川柳人は議論を嫌うという、半ば常識化されていた通説を覆したのが四年前の「バックストロークIn京都」のシンポジュウムであった。しかも「軽薄について」と、およそ賛同を得られそうもないテーマを設定したにもかかわらず、会場に入りきれないほどの参加者を得たのである。
このことに自信を得た私たちは、あくまではシンポジュウムを主に、句会を従にして、東京で「悪意について」、そして第三回としておなじ路線の「虚について」を仙台で開催することになった。
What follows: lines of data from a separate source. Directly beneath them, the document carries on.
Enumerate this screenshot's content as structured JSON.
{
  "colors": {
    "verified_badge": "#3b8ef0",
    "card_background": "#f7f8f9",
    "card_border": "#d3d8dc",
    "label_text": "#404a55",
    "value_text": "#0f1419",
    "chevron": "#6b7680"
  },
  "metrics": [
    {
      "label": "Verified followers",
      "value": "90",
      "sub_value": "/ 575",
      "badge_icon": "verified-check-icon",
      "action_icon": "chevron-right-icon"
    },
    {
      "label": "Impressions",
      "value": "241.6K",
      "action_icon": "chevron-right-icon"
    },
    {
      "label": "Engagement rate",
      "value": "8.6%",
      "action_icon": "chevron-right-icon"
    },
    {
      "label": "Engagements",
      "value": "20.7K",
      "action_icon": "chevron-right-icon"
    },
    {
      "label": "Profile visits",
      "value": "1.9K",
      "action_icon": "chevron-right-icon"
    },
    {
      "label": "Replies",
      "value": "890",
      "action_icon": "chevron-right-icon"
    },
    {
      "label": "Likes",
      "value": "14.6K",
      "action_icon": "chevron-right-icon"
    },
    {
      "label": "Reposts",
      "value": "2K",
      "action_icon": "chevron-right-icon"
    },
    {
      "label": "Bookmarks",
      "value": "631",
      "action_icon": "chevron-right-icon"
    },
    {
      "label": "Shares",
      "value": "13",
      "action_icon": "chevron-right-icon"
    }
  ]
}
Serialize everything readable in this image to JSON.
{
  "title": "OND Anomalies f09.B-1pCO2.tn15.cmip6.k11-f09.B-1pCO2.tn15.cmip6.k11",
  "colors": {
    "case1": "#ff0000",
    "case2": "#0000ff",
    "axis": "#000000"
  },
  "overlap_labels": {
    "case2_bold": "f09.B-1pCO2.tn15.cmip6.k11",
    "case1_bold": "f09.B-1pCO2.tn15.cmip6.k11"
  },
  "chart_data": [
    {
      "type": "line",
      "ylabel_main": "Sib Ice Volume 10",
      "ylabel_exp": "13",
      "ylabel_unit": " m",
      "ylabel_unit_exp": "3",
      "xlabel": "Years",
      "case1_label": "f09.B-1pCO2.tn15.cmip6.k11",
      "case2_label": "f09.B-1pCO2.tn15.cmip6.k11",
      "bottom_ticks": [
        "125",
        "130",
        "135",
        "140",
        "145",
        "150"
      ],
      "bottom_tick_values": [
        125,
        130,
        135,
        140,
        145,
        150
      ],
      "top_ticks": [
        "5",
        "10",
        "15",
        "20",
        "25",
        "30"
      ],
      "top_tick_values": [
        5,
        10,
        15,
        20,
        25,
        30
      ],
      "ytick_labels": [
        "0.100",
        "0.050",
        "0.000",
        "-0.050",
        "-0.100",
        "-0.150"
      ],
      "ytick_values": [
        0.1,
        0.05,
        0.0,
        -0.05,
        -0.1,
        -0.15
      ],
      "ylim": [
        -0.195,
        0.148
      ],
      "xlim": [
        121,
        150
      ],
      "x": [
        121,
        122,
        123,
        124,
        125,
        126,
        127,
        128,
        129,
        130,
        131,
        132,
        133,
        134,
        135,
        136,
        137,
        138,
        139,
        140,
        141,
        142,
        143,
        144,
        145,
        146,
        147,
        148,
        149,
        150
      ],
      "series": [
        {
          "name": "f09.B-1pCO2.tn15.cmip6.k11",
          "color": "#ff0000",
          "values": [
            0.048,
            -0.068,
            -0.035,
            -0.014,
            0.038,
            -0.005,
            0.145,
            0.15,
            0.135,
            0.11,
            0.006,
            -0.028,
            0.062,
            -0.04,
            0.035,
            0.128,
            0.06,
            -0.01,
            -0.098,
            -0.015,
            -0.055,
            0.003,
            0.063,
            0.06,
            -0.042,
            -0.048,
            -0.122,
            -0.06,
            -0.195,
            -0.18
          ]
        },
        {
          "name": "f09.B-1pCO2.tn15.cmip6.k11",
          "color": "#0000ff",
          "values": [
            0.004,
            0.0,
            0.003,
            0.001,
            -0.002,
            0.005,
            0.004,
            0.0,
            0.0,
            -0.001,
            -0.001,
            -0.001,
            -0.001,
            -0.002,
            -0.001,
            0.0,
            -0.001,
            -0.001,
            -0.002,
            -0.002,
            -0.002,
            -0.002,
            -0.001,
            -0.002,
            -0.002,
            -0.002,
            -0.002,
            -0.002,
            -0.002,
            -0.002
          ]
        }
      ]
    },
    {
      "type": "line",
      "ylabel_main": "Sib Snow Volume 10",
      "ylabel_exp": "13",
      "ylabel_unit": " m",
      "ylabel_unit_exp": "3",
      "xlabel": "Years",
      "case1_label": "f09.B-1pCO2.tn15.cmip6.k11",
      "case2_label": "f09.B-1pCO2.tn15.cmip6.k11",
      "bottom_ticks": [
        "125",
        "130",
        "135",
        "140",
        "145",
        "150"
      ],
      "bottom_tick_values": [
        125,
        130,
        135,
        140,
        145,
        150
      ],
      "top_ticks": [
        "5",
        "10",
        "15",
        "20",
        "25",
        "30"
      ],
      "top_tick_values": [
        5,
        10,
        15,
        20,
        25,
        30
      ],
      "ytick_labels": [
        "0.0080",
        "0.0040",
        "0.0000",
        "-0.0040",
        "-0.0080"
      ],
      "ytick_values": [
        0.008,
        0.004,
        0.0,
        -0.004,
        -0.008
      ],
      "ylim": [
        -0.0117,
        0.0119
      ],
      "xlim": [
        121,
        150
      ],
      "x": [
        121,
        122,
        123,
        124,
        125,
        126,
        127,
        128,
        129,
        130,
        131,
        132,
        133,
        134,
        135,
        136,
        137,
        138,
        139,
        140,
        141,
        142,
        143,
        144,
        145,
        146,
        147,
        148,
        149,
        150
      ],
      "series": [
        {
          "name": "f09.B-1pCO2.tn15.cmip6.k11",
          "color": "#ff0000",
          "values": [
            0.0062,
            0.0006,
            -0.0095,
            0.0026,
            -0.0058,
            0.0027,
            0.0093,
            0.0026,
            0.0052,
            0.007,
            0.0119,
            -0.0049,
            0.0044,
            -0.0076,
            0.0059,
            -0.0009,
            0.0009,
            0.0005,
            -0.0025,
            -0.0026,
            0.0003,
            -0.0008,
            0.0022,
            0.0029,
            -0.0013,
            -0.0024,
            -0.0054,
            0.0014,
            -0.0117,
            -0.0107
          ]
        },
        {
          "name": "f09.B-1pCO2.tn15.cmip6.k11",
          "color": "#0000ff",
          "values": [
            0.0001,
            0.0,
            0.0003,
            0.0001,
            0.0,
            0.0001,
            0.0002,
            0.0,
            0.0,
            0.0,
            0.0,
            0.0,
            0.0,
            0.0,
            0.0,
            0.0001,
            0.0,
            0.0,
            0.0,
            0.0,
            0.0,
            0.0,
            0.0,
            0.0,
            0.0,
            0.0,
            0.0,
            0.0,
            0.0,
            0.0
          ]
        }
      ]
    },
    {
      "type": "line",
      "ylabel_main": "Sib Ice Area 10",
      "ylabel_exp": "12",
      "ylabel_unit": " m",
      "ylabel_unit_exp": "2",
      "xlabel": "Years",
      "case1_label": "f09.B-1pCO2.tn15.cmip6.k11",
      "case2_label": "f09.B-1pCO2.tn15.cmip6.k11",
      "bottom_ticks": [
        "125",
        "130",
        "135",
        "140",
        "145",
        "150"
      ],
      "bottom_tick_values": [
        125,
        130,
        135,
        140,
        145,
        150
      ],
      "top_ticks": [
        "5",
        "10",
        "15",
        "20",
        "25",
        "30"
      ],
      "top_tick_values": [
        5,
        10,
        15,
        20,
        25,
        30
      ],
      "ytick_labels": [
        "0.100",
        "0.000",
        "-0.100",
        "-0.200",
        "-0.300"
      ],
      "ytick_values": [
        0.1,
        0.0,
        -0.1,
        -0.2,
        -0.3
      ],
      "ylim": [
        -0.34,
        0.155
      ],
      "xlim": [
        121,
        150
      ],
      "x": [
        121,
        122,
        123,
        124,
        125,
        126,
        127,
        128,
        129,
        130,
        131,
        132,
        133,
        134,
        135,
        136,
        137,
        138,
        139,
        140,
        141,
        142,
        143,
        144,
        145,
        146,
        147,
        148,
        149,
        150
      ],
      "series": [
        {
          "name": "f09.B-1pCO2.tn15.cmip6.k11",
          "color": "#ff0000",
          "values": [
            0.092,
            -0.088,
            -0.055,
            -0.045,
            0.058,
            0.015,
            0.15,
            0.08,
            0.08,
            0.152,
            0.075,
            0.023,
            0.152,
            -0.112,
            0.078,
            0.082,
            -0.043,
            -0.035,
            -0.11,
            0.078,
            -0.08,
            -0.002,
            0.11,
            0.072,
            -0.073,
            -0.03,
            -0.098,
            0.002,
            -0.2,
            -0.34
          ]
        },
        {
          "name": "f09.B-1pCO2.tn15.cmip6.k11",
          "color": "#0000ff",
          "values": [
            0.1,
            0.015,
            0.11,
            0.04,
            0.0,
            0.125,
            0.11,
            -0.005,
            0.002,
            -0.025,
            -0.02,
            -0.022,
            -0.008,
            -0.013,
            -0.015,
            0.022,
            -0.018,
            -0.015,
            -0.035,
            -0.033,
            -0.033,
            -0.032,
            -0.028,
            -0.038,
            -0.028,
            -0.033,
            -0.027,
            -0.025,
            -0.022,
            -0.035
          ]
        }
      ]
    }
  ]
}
司会者は「虚」だけを捉えても抽象的で解り難いが、「虚々実々」「虚実皮膜」「虚構」などを切り口に進め、芭蕉の「奥の細道」は必ずしも事実のみが書かれているのではなく、一つの文芸作品として虚構が仕掛けてある、と参加者の興味を引き寄せる。
そして、書かれたことの事実が感動の主体であった川柳に、フィクション(虚構)が取り入れられるようになる過程を踏まえて、各パネラーに話がつづく。
途中、休憩もない二時間が座の乱れることもなく保たれたのは司会者の手柄であり、パネラーの魅力であったに違いないが、それ以上に聞く側の真剣さが会場全体を支配していたようであった。